Miffed that everyone is paying so much attention to Iran right now, North Korea piped up and declared it was not interested in making the kind of Iran-style deal nobody is offering them.
“It is not logical to compare our situation with the Iranian nuclear agreement because we are always subjected to provocative U.S. military hostilities, including massive joint military exercises and a grave nuclear threat,” the dictatorship declared through its state media. “We do not have any interest at all on dialogue for unilaterally freezing or giving up our nukes.”
While the United States, nor any other nation, has offered such talks, State Department spokesman John Kirby recently stated that talks with North Korea were possible “provided that they are authentic and credible, get at the entirety of the North’s nuclear program, and result in concrete and irreversible steps towards denuclearization.”
Another important difference is that, while the sanctions clearly made Iran uncomfortable, its people are not starving in droves like the North Koreans are.
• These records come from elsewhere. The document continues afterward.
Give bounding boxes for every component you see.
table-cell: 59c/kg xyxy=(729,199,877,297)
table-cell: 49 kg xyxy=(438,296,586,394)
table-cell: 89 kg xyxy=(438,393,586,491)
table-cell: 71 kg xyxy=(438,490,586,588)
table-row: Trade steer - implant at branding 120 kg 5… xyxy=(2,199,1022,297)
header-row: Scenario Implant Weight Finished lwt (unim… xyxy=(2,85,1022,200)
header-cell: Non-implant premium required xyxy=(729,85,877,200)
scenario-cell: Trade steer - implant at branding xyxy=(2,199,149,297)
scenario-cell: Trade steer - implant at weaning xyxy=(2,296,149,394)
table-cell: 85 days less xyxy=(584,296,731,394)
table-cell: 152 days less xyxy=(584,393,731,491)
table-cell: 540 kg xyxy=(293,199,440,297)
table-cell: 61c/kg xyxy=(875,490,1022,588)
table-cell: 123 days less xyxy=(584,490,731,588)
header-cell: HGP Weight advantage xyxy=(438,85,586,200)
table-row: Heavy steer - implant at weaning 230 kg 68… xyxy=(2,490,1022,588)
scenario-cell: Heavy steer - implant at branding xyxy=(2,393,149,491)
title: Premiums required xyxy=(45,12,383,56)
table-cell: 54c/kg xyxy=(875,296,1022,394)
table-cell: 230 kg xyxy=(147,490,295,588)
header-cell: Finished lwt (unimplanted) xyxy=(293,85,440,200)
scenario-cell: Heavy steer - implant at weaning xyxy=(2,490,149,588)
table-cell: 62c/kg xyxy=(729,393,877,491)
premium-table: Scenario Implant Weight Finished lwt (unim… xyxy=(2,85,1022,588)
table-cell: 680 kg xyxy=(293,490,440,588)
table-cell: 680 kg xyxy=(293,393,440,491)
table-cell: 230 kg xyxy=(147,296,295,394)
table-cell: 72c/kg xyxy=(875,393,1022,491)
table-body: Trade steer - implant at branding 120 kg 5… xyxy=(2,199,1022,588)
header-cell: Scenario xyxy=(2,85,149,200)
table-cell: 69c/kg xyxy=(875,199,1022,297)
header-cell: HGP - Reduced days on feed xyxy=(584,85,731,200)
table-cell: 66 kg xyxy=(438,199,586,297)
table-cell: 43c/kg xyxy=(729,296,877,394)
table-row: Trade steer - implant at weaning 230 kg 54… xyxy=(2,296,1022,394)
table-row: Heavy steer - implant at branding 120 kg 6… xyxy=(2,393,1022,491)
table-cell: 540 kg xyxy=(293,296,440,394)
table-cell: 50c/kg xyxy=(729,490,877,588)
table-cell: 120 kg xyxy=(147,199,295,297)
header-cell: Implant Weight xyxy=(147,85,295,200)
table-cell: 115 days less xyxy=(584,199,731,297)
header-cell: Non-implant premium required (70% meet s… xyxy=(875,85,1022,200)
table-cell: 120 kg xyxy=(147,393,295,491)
Uranium has many uses, but it is not edible.
“We are clearly a nuclear power and nuclear powers have their own interests,” the statement added.
The report comes via Reuters, which joins the rest of the media in misrepresenting President Obama’s deal with Iran, claiming that “in return for lifting U.S., EU and UN sanctions that have crippled its economy,” Iran “must accept long-term limits on its nuclear program.” In reality, Iran has accepted a 10-year slowdown in that program at best, and that is assuming they do not cheat on the deal, like North Korea cheated on a previous Democrat president’s brilliant arrangement.
CBS News, which described the Iran deal much more honestly, adds that a North Korean foreign ministry spokesman said that its nuclear program is “not a plaything to be put on the negotiating table.”
Instead, they insisted their country “remains unchanged in the mission of its nuclear force as long as the U.S. continues pursuing its hostile policy toward” them.